When asked to choose a single word to describe brands like Budweiser, Coors, or Miller, most people in a recent study said “American.” WAIT, WHAT?!?
So, what does it mean to be “American” these days? Of course, that’s a loaded question. Let’s focus on “Made in America” for a moment (and not the music festival Budweiser stuck its name on). Do we define made in America as local? Unique? According to our research, the most commonly expressed desires of craft beer drinkers, including casual fans and regular imbibers, were for the brands they bought and consumed to be “unique,” “local,” or “part of a community.” And in the words of Dan Kenary, founder of Harpoon Brewing, “authentic independence is so important.” Viewed through this lens, the majority of craft breweries can be viewed as distinctly American.

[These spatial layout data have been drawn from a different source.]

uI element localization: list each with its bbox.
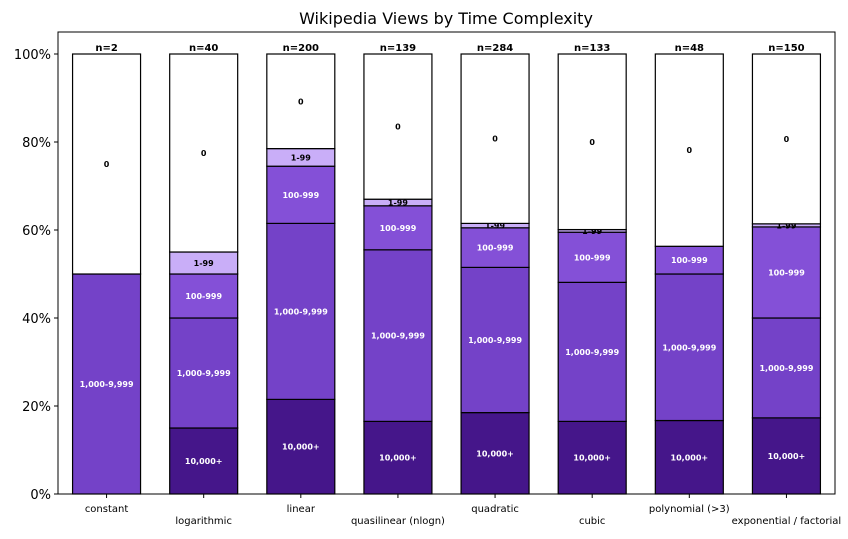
segment-label: 1,000-9,999 <box>371 332 425 341</box>
count-label: n=40 <box>189 43 218 54</box>
segment-label: 100-999 <box>185 292 222 301</box>
bar-segment <box>363 420 433 495</box>
segment-label: 10,000+ <box>768 452 806 461</box>
y-tick-label: 60% <box>22 224 51 239</box>
bar-segment <box>557 53 627 231</box>
segment-label: 10,000+ <box>379 454 417 463</box>
segment-label: 10,000+ <box>185 457 223 466</box>
segment-label: 0 <box>201 149 207 158</box>
x-tick-label: logarithmic <box>175 516 232 527</box>
count-label: n=2 <box>95 43 117 54</box>
x-tick-label: quasilinear (nlogn) <box>351 516 445 527</box>
segment-label: 0 <box>589 138 595 147</box>
bar-segment <box>751 53 822 225</box>
segment-label: 100-999 <box>380 224 417 233</box>
segment-label: 100-999 <box>477 244 514 253</box>
segment-label: 1,000-9,999 <box>80 380 134 389</box>
bar-segment <box>557 231 627 283</box>
x-tick-label: linear <box>287 504 316 515</box>
bar-segment <box>266 222 336 400</box>
segment-label: 1-99 <box>485 222 505 231</box>
segment-label: 10,000+ <box>573 454 611 463</box>
segment-label: 10,000+ <box>476 449 514 458</box>
bar-segment <box>169 53 239 253</box>
bar-segment <box>266 53 336 150</box>
bar-segment <box>751 417 822 495</box>
count-label: n=200 <box>283 43 319 54</box>
bar-segment <box>266 398 336 495</box>
segment-label: 1-99 <box>388 199 408 208</box>
segment-label: 0 <box>298 97 304 106</box>
segment-label: 0 <box>784 135 790 144</box>
y-tick-label: 100% <box>14 48 51 63</box>
plot-frame <box>57 31 836 495</box>
count-label: n=48 <box>675 43 704 54</box>
bar-segment <box>169 273 239 319</box>
bar-segment <box>71 53 142 275</box>
x-tick-label: cubic <box>579 516 605 527</box>
bar-segment <box>654 53 724 247</box>
bar-segment <box>266 165 336 224</box>
segment-label: 1,000-9,999 <box>468 336 522 345</box>
bar-segment <box>557 281 627 422</box>
segment-label: 1,000-9,999 <box>662 343 716 352</box>
y-tick-label: 40% <box>22 312 51 327</box>
x-tick-label: constant <box>85 504 129 515</box>
count-label: n=150 <box>768 43 804 54</box>
x-tick-label: exponential / factorial <box>732 516 842 527</box>
bar-segment <box>363 53 433 200</box>
segment-label: 1,000-9,999 <box>274 307 328 316</box>
segment-label: 100-999 <box>671 256 708 265</box>
segment-label: 0 <box>492 135 498 144</box>
axes-layer: constant logarithmic linear quasilinear (nl… <box>14 31 842 527</box>
chart-title: Wikipedia Views by Time Complexity <box>299 9 593 28</box>
bar-segment <box>460 266 530 414</box>
segment-label: 1-99 <box>776 221 796 230</box>
count-label: n=139 <box>380 43 416 54</box>
segment-label: 10,000+ <box>282 443 320 452</box>
y-tick-label: 20% <box>22 400 51 415</box>
x-tick-label: quadratic <box>471 504 519 515</box>
segment-label: 0 <box>687 146 693 155</box>
x-tick-label: polynomial (>3) <box>649 504 730 515</box>
bar-segment <box>460 227 530 269</box>
segment-label: 1,000-9,999 <box>177 369 231 378</box>
segment-label: 0 <box>395 123 401 132</box>
y-tick-label: 80% <box>22 136 51 151</box>
bar-segment <box>751 226 822 319</box>
bar-segment <box>169 317 239 429</box>
segment-label: 100-999 <box>768 268 805 277</box>
segment-label: 10,000+ <box>671 453 709 462</box>
bar-segment <box>460 53 530 224</box>
segment-label: 1-99 <box>582 227 602 236</box>
count-label: n=133 <box>574 43 610 54</box>
bar-segment <box>363 205 433 251</box>
segment-label: 100-999 <box>574 253 611 262</box>
bar-segment <box>654 273 724 422</box>
bars-layer: 1,000-9,999 0 n=2 10,000+ 1,000-9,999 100-999… <box>71 43 822 495</box>
segment-label: 1,000-9,999 <box>759 364 813 373</box>
bar-segment <box>363 249 433 423</box>
segment-label: 1-99 <box>291 153 311 162</box>
bar-segment <box>71 273 142 495</box>
segment-label: 1,000-9,999 <box>565 348 619 357</box>
count-label: n=284 <box>477 43 513 54</box>
y-tick-label: 0% <box>30 488 51 503</box>
segment-label: 100-999 <box>282 191 319 200</box>
segment-label: 0 <box>104 160 110 169</box>
segment-label: 1-99 <box>194 259 214 268</box>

As avid beer drinkers, we were pretty damn surprised by how often we heard the big brands identified as “American” in the proprietary study we concluded last month. But when we asked the same group to free associate around craft beer, one of the most common responses was that “It sparks a conversation about creation, flavor, and originality.” No offense to those who like their primary beer tasting note to be cold, but we’re calling bullshit that anyone has ever used the words creation, flavor, or originality to describe Bud, Coors, or Miller.
Craft brewers live at the edge of the market and consumer preference. They are the drivers of innovation, the underdogs who make it on their own moxie and bootstrap their way to success on their own terms. Nothing feels more intrinsically American, and consumers are responding with their wallets. According to Beverage Dynamics and LA Weekly, the craft beer industry has now surpassed 10% of the overall US beer market for the first time and is still climbing.
Clearly, consumers are interested in the uniqueness and the spirit of entrepreneurship that is so interwoven in the DNA of both being “American” and craft brewing. As one of our study respondents said it best, “craft beer is beer that is brewed in smaller batches with types and flavors the major brewers won't invest in.” Does that sound risky, adventurous, or ambitious? So was the idea of America at the time of its founding.